I’m not trying to be difficult here, but rather to show that, yeah, recipes are great and they can provide some really good inspiration for cooking, but don’t feel limited by them.  Add things that sound good, take out things you don’t like.  The more you do it, the more confident you’ll feel experimenting.  When it comes to the kitchen, you do you.

After letting the onions cook with the herbs for a couple minutes, I added a full 15 oz can of diced tomatoes, along with the tomato liquid in the can and 2/3 of a cup of water, using the liquid to deglaze the pan i.e. scrape up any stuck bits.  I then added a can of drained, rinsed, cooked chickpeas (“chana”) along with a solid helping of aged balsamic vinegar and some sprigs of fresh thyme.  Next step?   Let it all simmer for roughly 10 minutes.

Cooked Stuff

Oh, don’t forget to season with salt as you go.  This is crucial.  The dish is ready when the chickpeas have softened to the point where you like to eat them.

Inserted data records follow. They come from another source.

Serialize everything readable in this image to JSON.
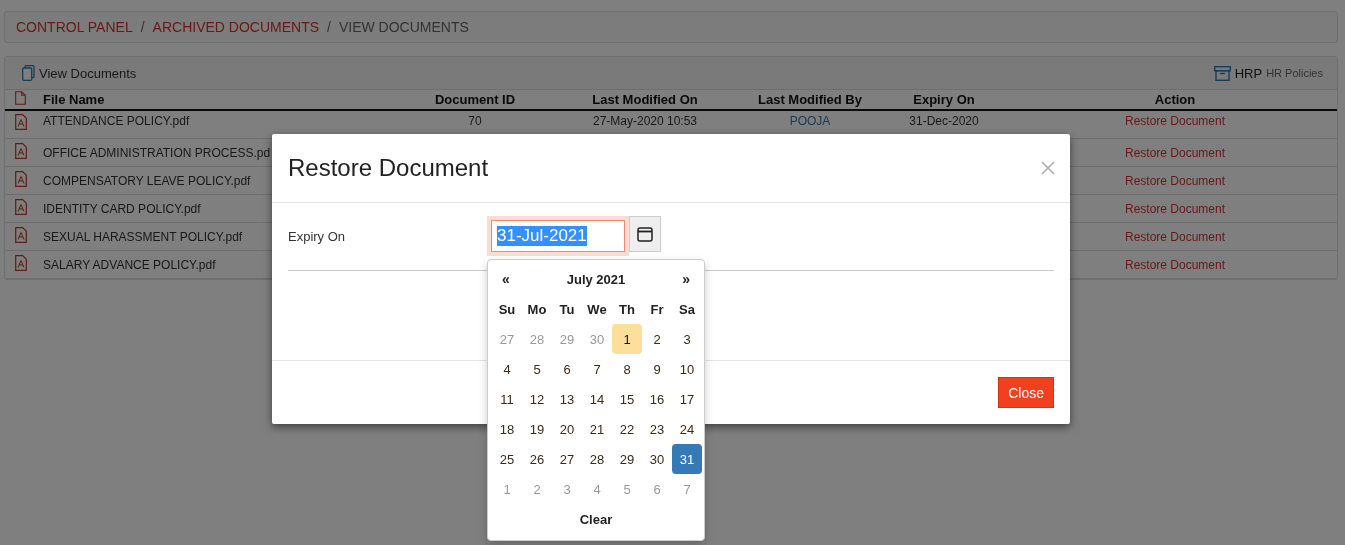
{
  "breadcrumb": {
    "separator": "/",
    "items": [
      {
        "label": "CONTROL PANEL",
        "kind": "link"
      },
      {
        "label": "ARCHIVED DOCUMENTS",
        "kind": "link"
      },
      {
        "label": "VIEW DOCUMENTS",
        "kind": "current"
      }
    ]
  },
  "panel": {
    "title": "View Documents",
    "badge": "HRP",
    "badge_caption": "HR Policies"
  },
  "table": {
    "columns": [
      "File Name",
      "Document ID",
      "Last Modified On",
      "Last Modified By",
      "Expiry On",
      "Action"
    ],
    "rows": [
      {
        "file": "ATTENDANCE POLICY.pdf",
        "id": "70",
        "modified_on": "27-May-2020 10:53",
        "modified_by": "POOJA",
        "expiry": "31-Dec-2020",
        "action": "Restore Document"
      },
      {
        "file": "OFFICE ADMINISTRATION PROCESS.pd",
        "action": "Restore Document"
      },
      {
        "file": "COMPENSATORY LEAVE POLICY.pdf",
        "action": "Restore Document"
      },
      {
        "file": "IDENTITY CARD POLICY.pdf",
        "action": "Restore Document"
      },
      {
        "file": "SEXUAL HARASSMENT POLICY.pdf",
        "action": "Restore Document"
      },
      {
        "file": "SALARY ADVANCE POLICY.pdf",
        "action": "Restore Document"
      }
    ]
  },
  "modal": {
    "title": "Restore Document",
    "field_label": "Expiry On",
    "value": "31-Jul-2021",
    "close_button": "Close"
  },
  "datepicker": {
    "prev": "«",
    "title": "July 2021",
    "next": "»",
    "weekdays": [
      "Su",
      "Mo",
      "Tu",
      "We",
      "Th",
      "Fr",
      "Sa"
    ],
    "weeks": [
      [
        {
          "day": "27",
          "muted": true,
          "today": false,
          "selected": false
        },
        {
          "day": "28",
          "muted": true,
          "today": false,
          "selected": false
        },
        {
          "day": "29",
          "muted": true,
          "today": false,
          "selected": false
        },
        {
          "day": "30",
          "muted": true,
          "today": false,
          "selected": false
        },
        {
          "day": "1",
          "muted": false,
          "today": true,
          "selected": false
        },
        {
          "day": "2",
          "muted": false,
          "today": false,
          "selected": false
        },
        {
          "day": "3",
          "muted": false,
          "today": false,
          "selected": false
        }
      ],
      [
        {
          "day": "4",
          "muted": false,
          "today": false,
          "selected": false
        },
        {
          "day": "5",
          "muted": false,
          "today": false,
          "selected": false
        },
        {
          "day": "6",
          "muted": false,
          "today": false,
          "selected": false
        },
        {
          "day": "7",
          "muted": false,
          "today": false,
          "selected": false
        },
        {
          "day": "8",
          "muted": false,
          "today": false,
          "selected": false
        },
        {
          "day": "9",
          "muted": false,
          "today": false,
          "selected": false
        },
        {
          "day": "10",
          "muted": false,
          "today": false,
          "selected": false
        }
      ],
      [
        {
          "day": "11",
          "muted": false,
          "today": false,
          "selected": false
        },
        {
          "day": "12",
          "muted": false,
          "today": false,
          "selected": false
        },
        {
          "day": "13",
          "muted": false,
          "today": false,
          "selected": false
        },
        {
          "day": "14",
          "muted": false,
          "today": false,
          "selected": false
        },
        {
          "day": "15",
          "muted": false,
          "today": false,
          "selected": false
        },
        {
          "day": "16",
          "muted": false,
          "today": false,
          "selected": false
        },
        {
          "day": "17",
          "muted": false,
          "today": false,
          "selected": false
        }
      ],
      [
        {
          "day": "18",
          "muted": false,
          "today": false,
          "selected": false
        },
        {
          "day": "19",
          "muted": false,
          "today": false,
          "selected": false
        },
        {
          "day": "20",
          "muted": false,
          "today": false,
          "selected": false
        },
        {
          "day": "21",
          "muted": false,
          "today": false,
          "selected": false
        },
        {
          "day": "22",
          "muted": false,
          "today": false,
          "selected": false
        },
        {
          "day": "23",
          "muted": false,
          "today": false,
          "selected": false
        },
        {
          "day": "24",
          "muted": false,
          "today": false,
          "selected": false
        }
      ],
      [
        {
          "day": "25",
          "muted": false,
          "today": false,
          "selected": false
        },
        {
          "day": "26",
          "muted": false,
          "today": false,
          "selected": false
        },
        {
          "day": "27",
          "muted": false,
          "today": false,
          "selected": false
        },
        {
          "day": "28",
          "muted": false,
          "today": false,
          "selected": false
        },
        {
          "day": "29",
          "muted": false,
          "today": false,
          "selected": false
        },
        {
          "day": "30",
          "muted": false,
          "today": false,
          "selected": false
        },
        {
          "day": "31",
          "muted": false,
          "today": false,
          "selected": true
        }
      ],
      [
        {
          "day": "1",
          "muted": true,
          "today": false,
          "selected": false
        },
        {
          "day": "2",
          "muted": true,
          "today": false,
          "selected": false
        },
        {
          "day": "3",
          "muted": true,
          "today": false,
          "selected": false
        },
        {
          "day": "4",
          "muted": true,
          "today": false,
          "selected": false
        },
        {
          "day": "5",
          "muted": true,
          "today": false,
          "selected": false
        },
        {
          "day": "6",
          "muted": true,
          "today": false,
          "selected": false
        },
        {
          "day": "7",
          "muted": true,
          "today": false,
          "selected": false
        }
      ]
    ],
    "clear": "Clear"
  }
}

All that remains is to plate the dish, then eat!

Plated Pre Cheese

Now, me being me, I couldn’t help but stir in some goat cheese and gussy it all up with some fresh parsley, because we had some, and why the heck not?

Finished Dish

I’d say the entire dish took roughly 40 minutes or so to make, perhaps not even that.  Fairly easy for a weeknight and it makes a good amount of leftovers, at least another night of serving two people.

Eat athlete food, be a better athlete!